I met this week's guest, Matthew, through Twitter. I asked if he'd be willing to write something about his experiences of Godly Play training for my blog. I'm happy to say that he agreed. With his permission I split it up into a sort of mini-series, and I've illustrated it with some photos of my own choosing. Without further ado, here's the beginning of his post.
Background and introduction to Godly Play
My name is Matthew Loader, I am a Children and Families worker for the Peak Methodist Circuit in Derbyshire. I have recently completed a 3 day training course in Godly Play.
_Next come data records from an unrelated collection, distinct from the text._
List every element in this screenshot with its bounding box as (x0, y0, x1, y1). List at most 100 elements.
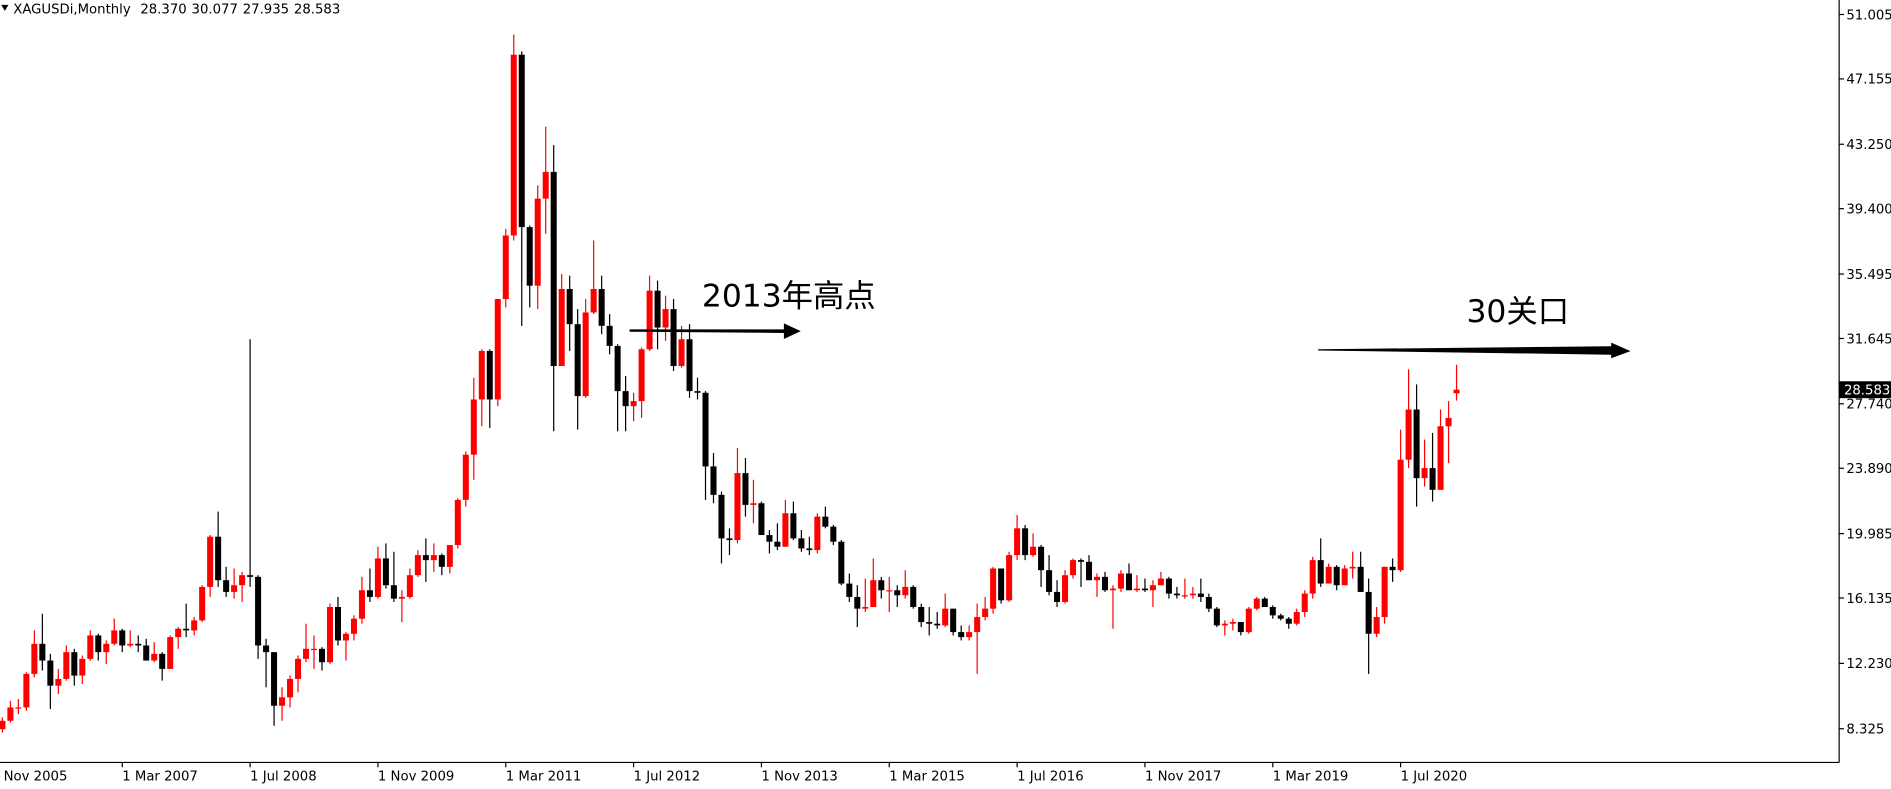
candle-body (550, 171, 557, 367)
candle-body (1317, 560, 1324, 584)
candle-body (374, 558, 381, 597)
candle-body (223, 580, 230, 592)
candle-body (782, 513, 789, 547)
y-tick-label: 16.135 (1846, 592, 1891, 607)
candle-body (686, 339, 693, 392)
candle-body (1373, 617, 1380, 634)
candle-body (390, 585, 397, 599)
candle-body (1030, 546, 1037, 556)
candle-body (430, 555, 437, 561)
candle-body (1006, 555, 1013, 601)
candle-body (1189, 593, 1196, 596)
candle-body (1054, 591, 1061, 602)
candle-body (1237, 622, 1244, 633)
candle-body (910, 586, 917, 607)
candle-body (1046, 570, 1053, 592)
x-tick-label: Nov 2005 (4, 770, 68, 785)
candle-body (1133, 588, 1140, 591)
candle-body (822, 516, 829, 527)
candle-body (870, 580, 877, 607)
x-tick-label: 1 Jul 2008 (250, 770, 317, 785)
candle-body (758, 503, 765, 536)
candle-body (1022, 528, 1029, 556)
candle-body (1381, 566, 1388, 618)
candle-body (1445, 417, 1452, 427)
annotation: 30关口 (1466, 294, 1569, 330)
x-tick-label: 1 Nov 2009 (378, 770, 454, 785)
annotation: 2013年高点 (702, 278, 876, 314)
candle-body (215, 536, 222, 581)
candle-body (1085, 561, 1093, 581)
candle-body (1014, 528, 1021, 556)
candle-body (398, 596, 405, 599)
candle-body (1405, 409, 1412, 460)
candle-body (1141, 588, 1148, 591)
candle-body (990, 568, 997, 609)
candle-body (966, 632, 973, 638)
candle-body (1429, 468, 1436, 490)
high-label: 30.077 (192, 2, 238, 17)
price-marker-label: 28.583 (1844, 384, 1890, 399)
candle-body (1325, 566, 1332, 584)
candle-body (886, 590, 893, 592)
candle-body (1038, 546, 1045, 571)
candle-body (207, 536, 214, 587)
candle-body (798, 538, 805, 549)
candle-body (1101, 576, 1109, 591)
candle-body (534, 198, 541, 286)
candle-body (478, 350, 485, 400)
candle-body (974, 617, 981, 633)
candle-body (846, 583, 853, 597)
candle-body (1333, 566, 1340, 586)
arrow (1318, 342, 1631, 359)
candle-body (350, 618, 357, 634)
candle-body (614, 345, 621, 392)
menu-triangle[interactable] (1, 4, 9, 11)
candle-body (542, 171, 549, 199)
candle-body (1341, 568, 1348, 586)
candle-body (1349, 566, 1356, 569)
candle-body (1357, 566, 1364, 592)
candle-body (630, 401, 637, 407)
candle-body (1397, 459, 1404, 571)
candle-body (414, 555, 421, 576)
candle-body (1165, 578, 1172, 594)
candle-body (31, 643, 38, 674)
candle-body (103, 643, 110, 653)
candle-body (1421, 468, 1428, 479)
candle-body (119, 630, 126, 646)
candle-body (750, 503, 757, 505)
x-tick-label: 1 Nov 2017 (1145, 770, 1221, 785)
y-tick-label: 39.400 (1846, 203, 1891, 218)
candle-body (255, 576, 262, 646)
candle-body (15, 707, 22, 709)
candle-body (702, 392, 709, 467)
candle-body (1197, 593, 1204, 597)
candle-body (1070, 560, 1077, 576)
candle-body (1269, 606, 1276, 616)
candle-body (902, 586, 909, 596)
candle-body (87, 635, 94, 659)
candle-body (1245, 608, 1252, 633)
candle-body (982, 608, 989, 618)
open-label: 28.370 (140, 2, 186, 17)
x-tick-label: 1 Mar 2019 (1273, 770, 1349, 785)
candle-body (239, 575, 246, 586)
low-label: 27.935 (243, 2, 289, 17)
candle-body (1453, 389, 1460, 394)
candle-body (726, 538, 733, 541)
candle-body (279, 697, 286, 706)
candle-body (670, 309, 677, 367)
candle-body (1205, 596, 1212, 609)
candle-body (111, 630, 118, 644)
candle-body (55, 678, 62, 686)
y-tick-label: 23.890 (1846, 462, 1891, 477)
y-tick-label: 27.740 (1846, 398, 1891, 413)
symbol-title: XAGUSDi,Monthly (13, 2, 131, 17)
y-tick-label: 12.230 (1846, 657, 1891, 672)
candle-body (263, 645, 270, 653)
candle-body (1181, 595, 1188, 597)
candle-body (167, 637, 174, 669)
candle-body (486, 350, 493, 400)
My Godly Play experience began when I saw a Sacred story being told at a child’s celebration service. The things that struck me was the level of engagement of both the Children and the adults present, further the lack of engagement of what I now know was the Storyteller. This experience left me both intrigued and with questions about Godly Play.
In the circuit in which I work there was also some knowledge and experience of Godly Play. After more research I decided to organise a taster session to take place in the Circuit in Bakewell where I live. This was well attended and saw representatives from 4 different churches, 3 from within the Methodist circuit, and 1 from a Anglican church from a village in the circuit. Those attending the taster session were informed of local training taking place to follow up on the taster session; myself and one other booked ourselves onto the next available course. The two questions I remember I had at the end of the taster session, therefore going into the training were:
- Was Godly Play an experience intended primarily for working with Children?
- Was Godly Play an experience exclusive to a full Godly Play session, or could Godly Play be integrated into other activities, for example after school clubs and Toddler carer groups?